Both are demanding in terms of problem solving, but there’s a whole other can of worms to consider. I think it just comes down to what type of product designer or programmer (Or combination of the two) you want to be . The most obvious intersection I can think of is algorithmic/generetive design.

If you are bouncing between the two, I can only suggest finishing your computer science degree and consider some sort of design school for a masters program. That way you can focus on one thing, and have the option of viewing design through a different lens once you are done…in an effort to not spread yourself thin.

Are you being unprofessional in not taking the time to learn the skills need to be a great designer and expecting to be hired based on you doing it on the side….? I would say yes.

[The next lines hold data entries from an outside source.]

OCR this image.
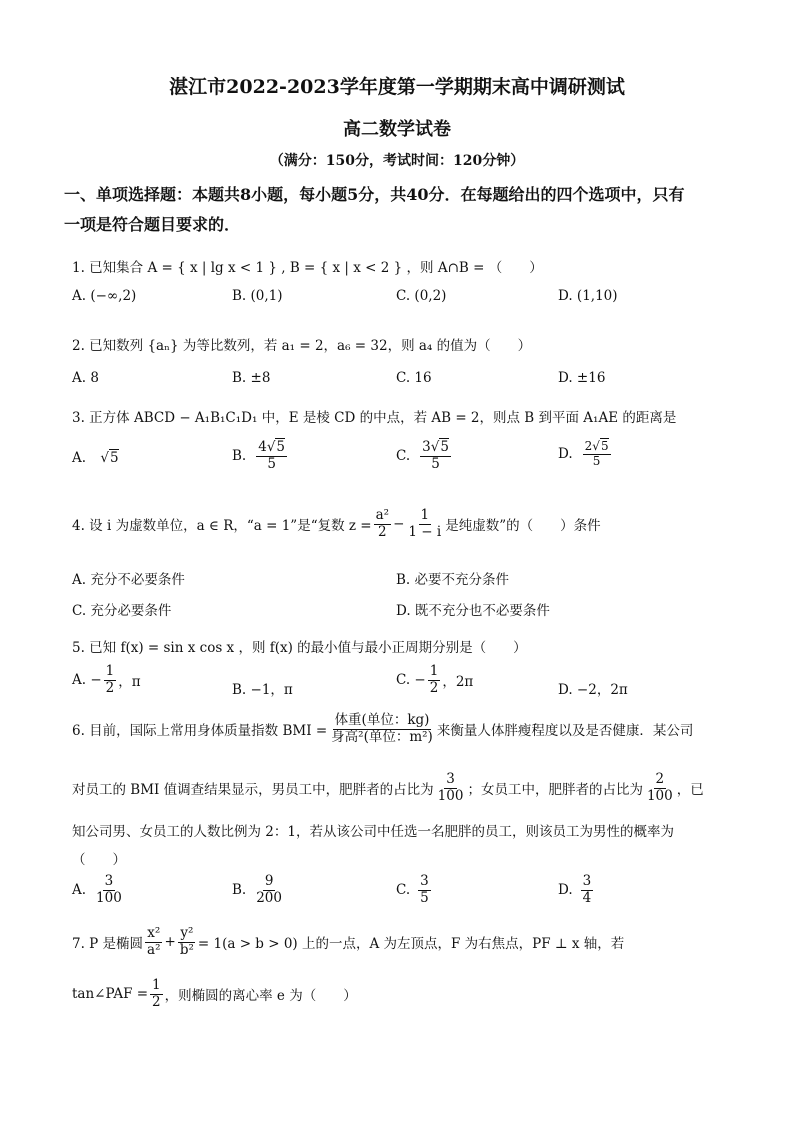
湛江市2022-2023学年度第一学期期末高中调研测试
高二数学试卷
（满分：150分，考试时间：120分钟）
一、单项选择题：本题共8小题，每小题5分，共40分．在每题给出的四个选项中，只有
一项是符合题目要求的．
1. 已知集合 A = { x | lg x < 1 } , B = { x | x < 2 } ，则 A∩B = （　　）
A. (−∞,2)	B. (0,1)	C. (0,2)	D. (1,10)
2. 已知数列 {aₙ} 为等比数列，若 a₁ = 2，a₆ = 32，则 a₄ 的值为（　　）
A. 8	B. ±8	C. 16	D. ±16
3. 正方体 ABCD − A₁B₁C₁D₁ 中，E 是棱 CD 的中点，若 AB = 2，则点 B 到平面 A₁AE 的距离是
A. √5	B. $\frac{4√5}{5}$	C. $\frac{3√5}{5}$	D. $\frac{2√5}{5}$
4. 设 i 为虚数单位，a ∈ R，“a = 1”是“复数 $z = \frac{\text{a²}}{2} - \frac{1}{1 - i}$ 是纯虚数”的（　　）条件
A. 充分不必要条件	B. 必要不充分条件
C. 充分必要条件	D. 既不充分也不必要条件
5. 已知 f(x) = sin x cos x ，则 f(x) 的最小值与最小正周期分别是（　　）
A. − $\frac{1}{2}$ ，π	B. −1，π
C. − $\frac{1}{2}$ ，2π	D. −2，2π
6. 目前，国际上常用身体质量指数 BMI = $\frac{\text{体重(单位：kg)}}{\text{身高²(单位：m²)}}$ 来衡量人体胖瘦程度以及是否健康．某公司
对员工的 BMI 值调查结果显示，男员工中，肥胖者的占比为 $\frac{3}{100}$ ；女员工中，肥胖者的占比为 $\frac{2}{100}$ ，已
知公司男、女员工的人数比例为 2：1，若从该公司中任选一名肥胖的员工，则该员工为男性的概率为
（　　）
A. $\frac{3}{100}$	B. $\frac{9}{200}$	C. $\frac{3}{5}$	D. $\frac{3}{4}$
7. P 是椭圆 $\frac{\text{x²}}{\text{a²}} + \frac{\text{y²}}{\text{b²}} = 1(a > b > 0)$ 上的一点，A 为左顶点，F 为右焦点，PF ⊥ x 轴，若
tan∠PAF = $\frac{1}{2}$ ，则椭圆的离心率 e 为（　　）
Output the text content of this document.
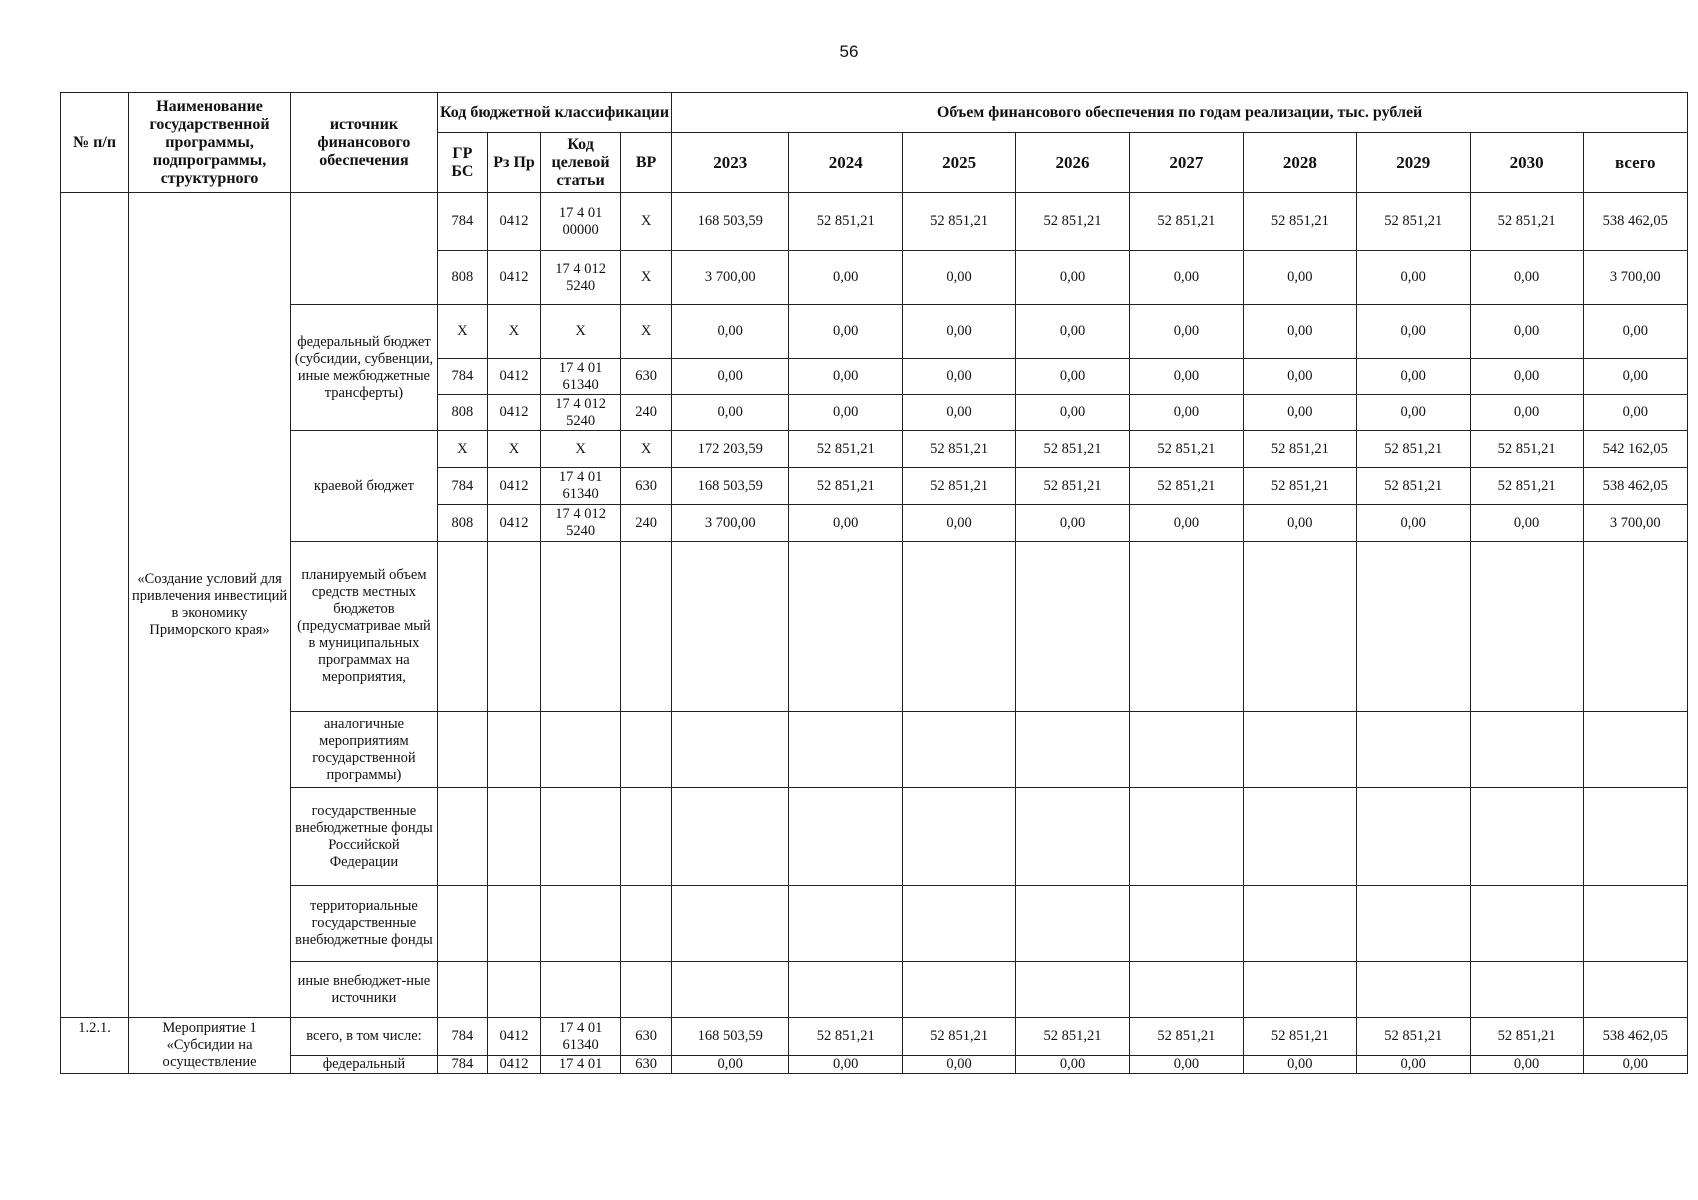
56
№ п/п	Наименование государственной программы, подпрограммы, структурного	источник финансового обеспечения	Код бюджетной классификации				Объем финансового обеспечения по годам реализации, тыс. рублей								
			ГР БС	Рз Пр	Код целевой статьи	ВР	2023	2024	2025	2026	2027	2028	2029	2030	всего
	«Создание условий для привлечения инвестиций в экономику Приморского края»		784	0412	17 4 01 00000	X	168 503,59	52 851,21	52 851,21	52 851,21	52 851,21	52 851,21	52 851,21	52 851,21	538 462,05
			808	0412	17 4 012 5240	X	3 700,00	0,00	0,00	0,00	0,00	0,00	0,00	0,00	3 700,00
		федеральный бюджет (субсидии, субвенции, иные межбюджетные трансферты)	X	X	X	X	0,00	0,00	0,00	0,00	0,00	0,00	0,00	0,00	0,00
			784	0412	17 4 01 61340	630	0,00	0,00	0,00	0,00	0,00	0,00	0,00	0,00	0,00
			808	0412	17 4 012 5240	240	0,00	0,00	0,00	0,00	0,00	0,00	0,00	0,00	0,00
		краевой бюджет	X	X	X	X	172 203,59	52 851,21	52 851,21	52 851,21	52 851,21	52 851,21	52 851,21	52 851,21	542 162,05
			784	0412	17 4 01 61340	630	168 503,59	52 851,21	52 851,21	52 851,21	52 851,21	52 851,21	52 851,21	52 851,21	538 462,05
			808	0412	17 4 012 5240	240	3 700,00	0,00	0,00	0,00	0,00	0,00	0,00	0,00	3 700,00
		планируемый объем средств местных бюджетов (предусматривае мый в муниципальных программах на мероприятия,													
		аналогичные мероприятиям государственной программы)													
		государственные внебюджетные фонды Российской Федерации													
		территориальные государственные внебюджетные фонды													
		иные внебюджет-ные источники													

1.2.1.	Мероприятие 1 «Субсидии на осуществление	всего, в том числе:	784	0412	17 4 01 61340	630	168 503,59	52 851,21	52 851,21	52 851,21	52 851,21	52 851,21	52 851,21	52 851,21	538 462,05
		федеральный	784	0412	17 4 01	630	0,00	0,00	0,00	0,00	0,00	0,00	0,00	0,00	0,00
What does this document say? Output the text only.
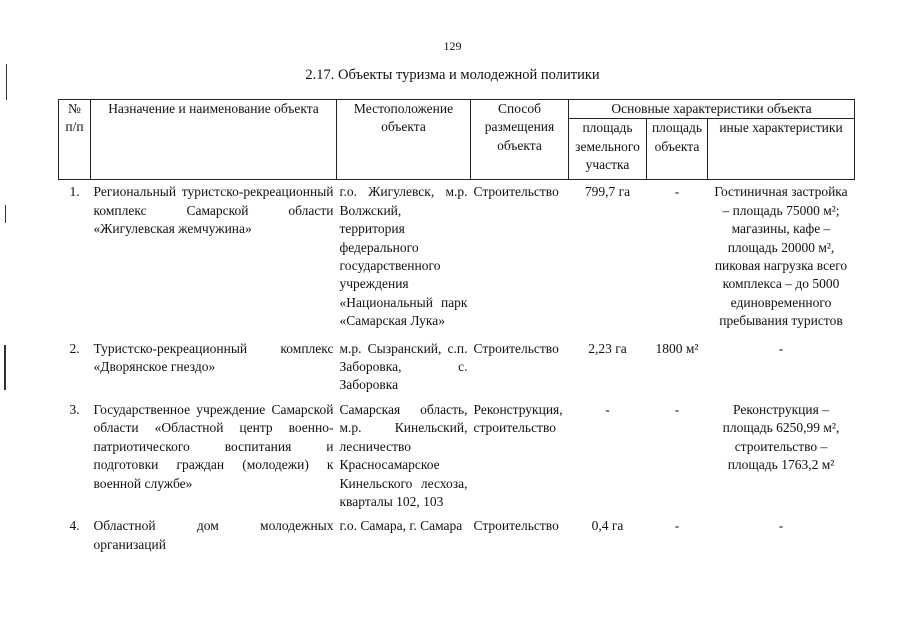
129
2.17. Объекты туризма и молодежной политики
№ п/п	Назначение и наименование объекта	Местоположение объекта	Способ размещения объекта	Основные характеристики объекта		
				площадь земельного участка	площадь объекта	иные характеристики

1.	Региональный туристско-рекреационный комплекс Самарской области «Жигулевская жемчужина»	г.о. Жигулевск, м.р. Волжский, территория федерального государственного учреждения «Национальный парк «Самарская Лука»	Строительство	799,7 га	-	Гостиничная застройка – площадь 75000 м²; магазины, кафе – площадь 20000 м², пиковая нагрузка всего комплекса – до 5000 единовременного пребывания туристов

2.	Туристско-рекреационный комплекс «Дворянское гнездо»	м.р. Сызранский, с.п. Заборовка, с. Заборовка	Строительство	2,23 га	1800 м²	-

3.	Государственное учреждение Самарской области «Областной центр военно-патриотического воспитания и подготовки граждан (молодежи) к военной службе»	Самарская область, м.р. Кинельский, лесничество Красносамарское Кинельского лесхоза, кварталы 102, 103	Реконструкция, строительство	-	-	Реконструкция – площадь 6250,99 м², строительство – площадь 1763,2 м²

4.	Областной дом молодежных организаций	г.о. Самара, г. Самара	Строительство	0,4 га	-	-
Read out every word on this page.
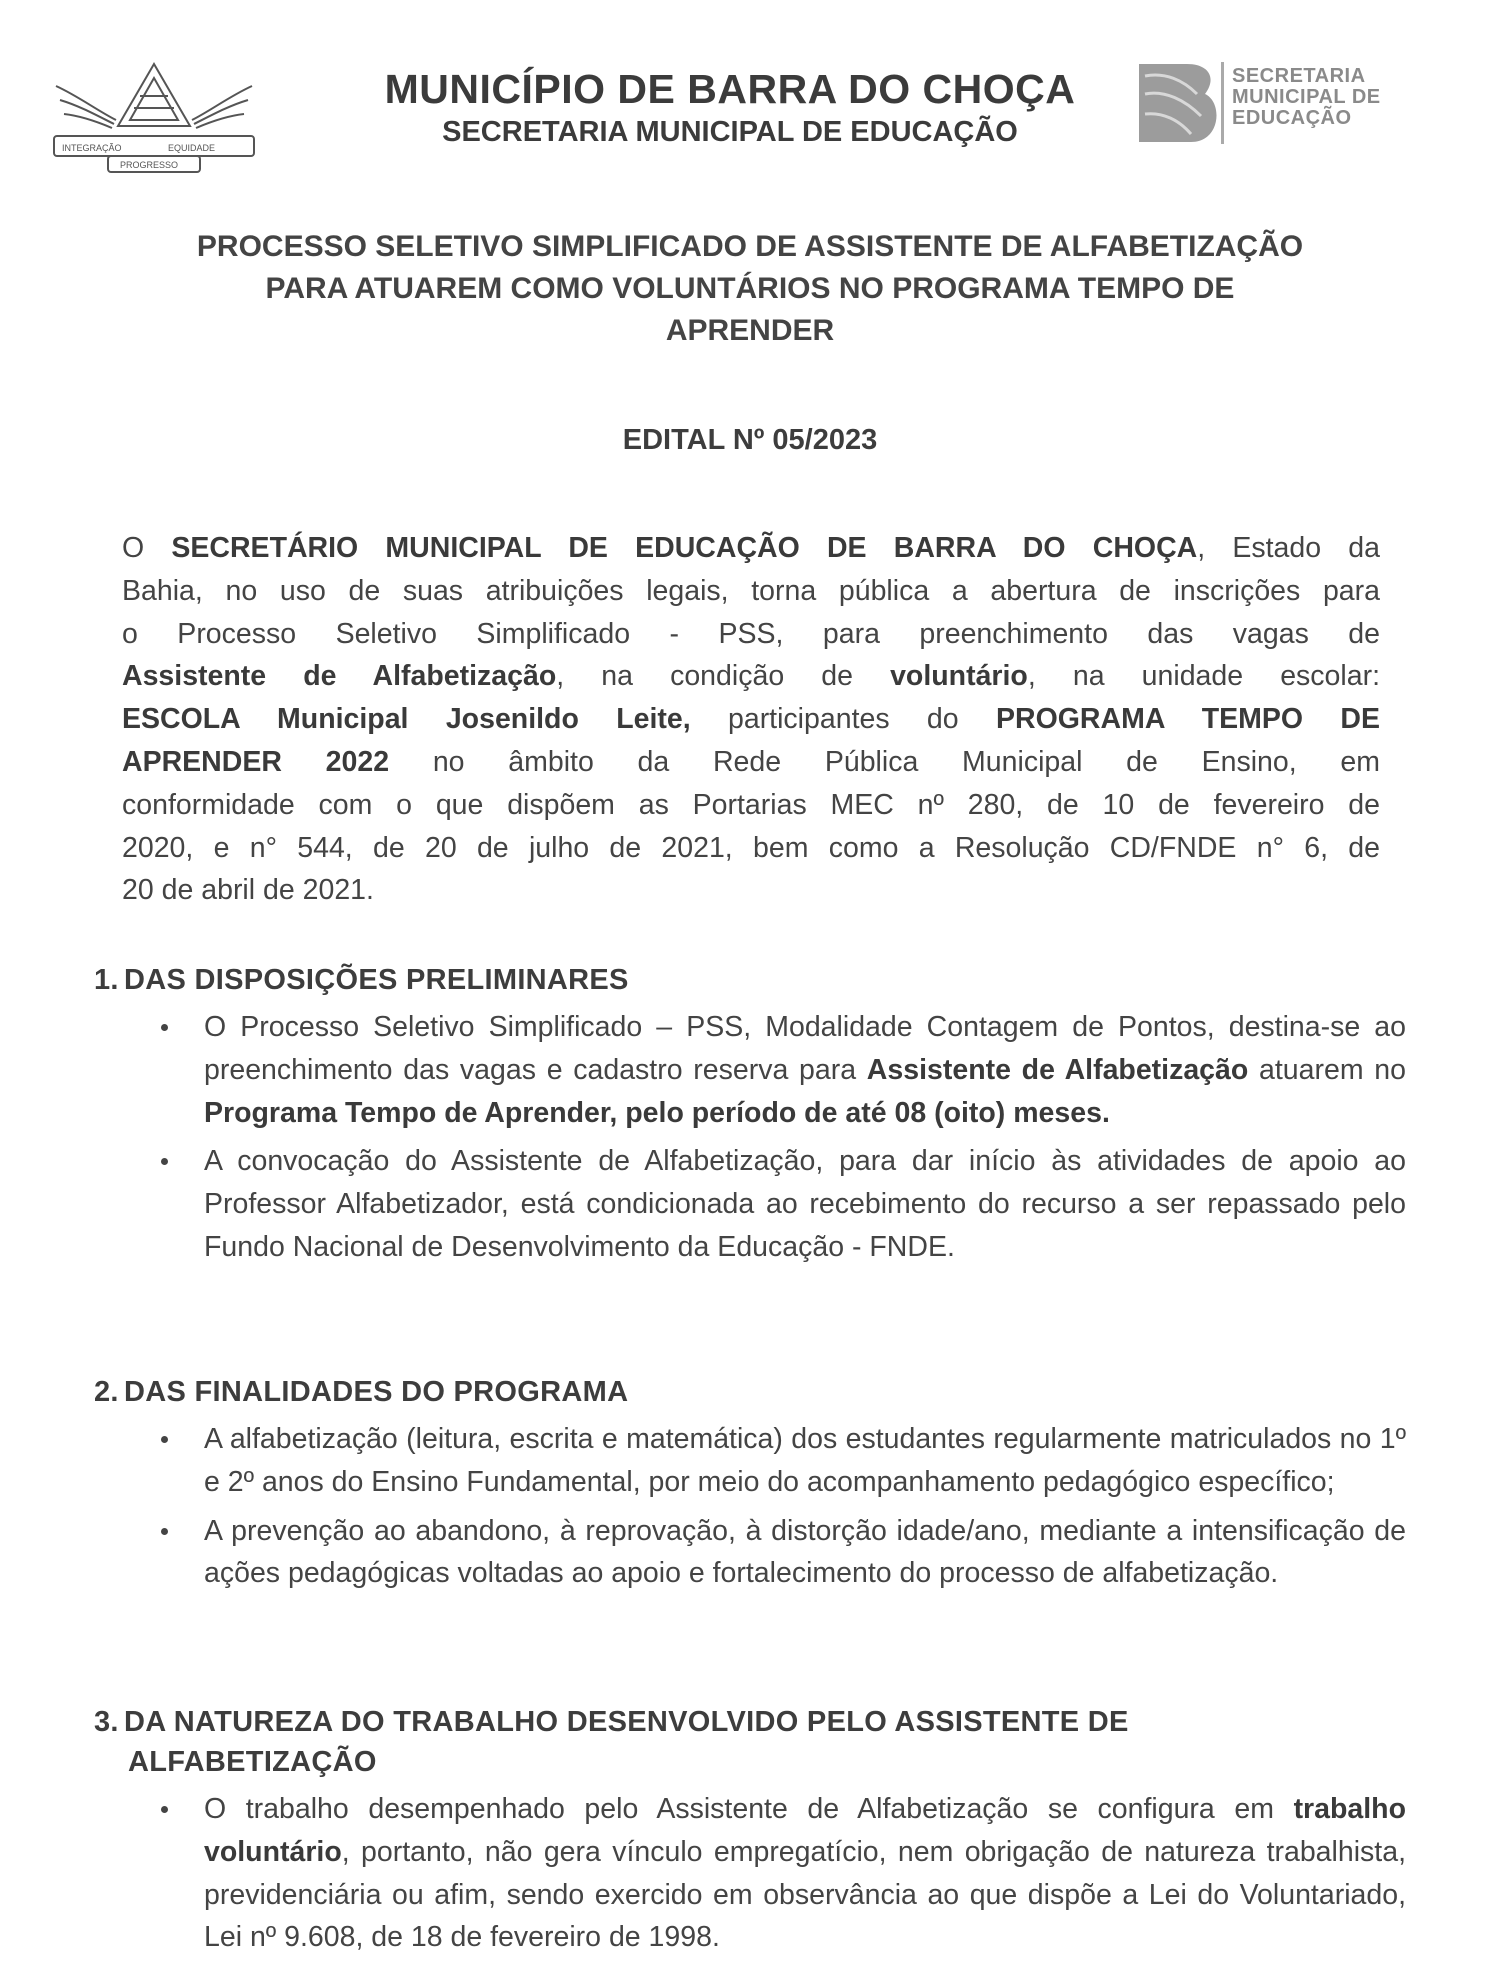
INTEGRAÇÃO	EQUIDADE
PROGRESSO
MUNICÍPIO DE BARRA DO CHOÇA
SECRETARIA MUNICIPAL DE EDUCAÇÃO
SECRETARIA
MUNICIPAL DE
EDUCAÇÃO
PROCESSO SELETIVO SIMPLIFICADO DE ASSISTENTE DE ALFABETIZAÇÃO
PARA ATUAREM COMO VOLUNTÁRIOS NO PROGRAMA TEMPO DE
APRENDER
EDITAL Nº 05/2023
O SECRETÁRIO MUNICIPAL DE EDUCAÇÃO DE BARRA DO CHOÇA, Estado da
Bahia, no uso de suas atribuições legais, torna pública a abertura de inscrições para
o Processo Seletivo Simplificado - PSS, para preenchimento das vagas de
Assistente de Alfabetização, na condição de voluntário, na unidade escolar:
ESCOLA Municipal Josenildo Leite, participantes do PROGRAMA TEMPO DE
APRENDER 2022 no âmbito da Rede Pública Municipal de Ensino, em
conformidade com o que dispõem as Portarias MEC nº 280, de 10 de fevereiro de
2020, e n° 544, de 20 de julho de 2021, bem como a Resolução CD/FNDE n° 6, de
20 de abril de 2021.
1. DAS DISPOSIÇÕES PRELIMINARES
O Processo Seletivo Simplificado – PSS, Modalidade Contagem de Pontos, destina-se ao preenchimento das vagas e cadastro reserva para Assistente de Alfabetização atuarem no Programa Tempo de Aprender, pelo período de até 08 (oito) meses.
A convocação do Assistente de Alfabetização, para dar início às atividades de apoio ao Professor Alfabetizador, está condicionada ao recebimento do recurso a ser repassado pelo Fundo Nacional de Desenvolvimento da Educação - FNDE.
2. DAS FINALIDADES DO PROGRAMA
A alfabetização (leitura, escrita e matemática) dos estudantes regularmente matriculados no 1º e 2º anos do Ensino Fundamental, por meio do acompanhamento pedagógico específico;
A prevenção ao abandono, à reprovação, à distorção idade/ano, mediante a intensificação de ações pedagógicas voltadas ao apoio e fortalecimento do processo de alfabetização.
3. DA NATUREZA DO TRABALHO DESENVOLVIDO PELO ASSISTENTE DE
ALFABETIZAÇÃO
O trabalho desempenhado pelo Assistente de Alfabetização se configura em trabalho voluntário, portanto, não gera vínculo empregatício, nem obrigação de natureza trabalhista, previdenciária ou afim, sendo exercido em observância ao que dispõe a Lei do Voluntariado, Lei nº 9.608, de 18 de fevereiro de 1998.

As a hiring manager I would expect you to put in at least 6 hrs a day sketching as a Jr Designer. To be frank, being a successful industrial designer and design leader is a job, not a hobby. I takes dedication and hard work and if you aren’t going to put that in, don’t waste my time.


If design was your passion and where you wanted to take your career, you should have stayed in design.

It sounds like if you weren’t enjoying it, it really isn’t in your blood. It’s not to say you couldn’t learn how to make things on your own (there are plenty of self taught inventors) but design is about more than just making the thing. The sweat and labor is what takes you from making something, to making something great.

Hey Deformat,

Dont discourage yourself. I don’t think you are being unprofessional by any means. Instead, I see no problem in you dabbling your hands in different things. See what you like, see what interests you, and ultimately see where your passions lie. But once you do. Remember, 50% of one thing and 50% of another thing = 100% of nothing. :wink:

It’s alright to have multiple interests, but you should have a core passion.

It seems your heart’s not in it? As someone who has done quite a lot of design student mentoring at uni, I have to say that sub-6 hours per day on design would not go down well with many of the hiring managers I have come across. Definitely don’t say that even in an off-hand post-interview discussion with design professionals… good way to not get the job.

This is true. If you want to be a designer you are going to have to put in the effort. You can’t expect to get a job and not be all in. There is way too much competition for that.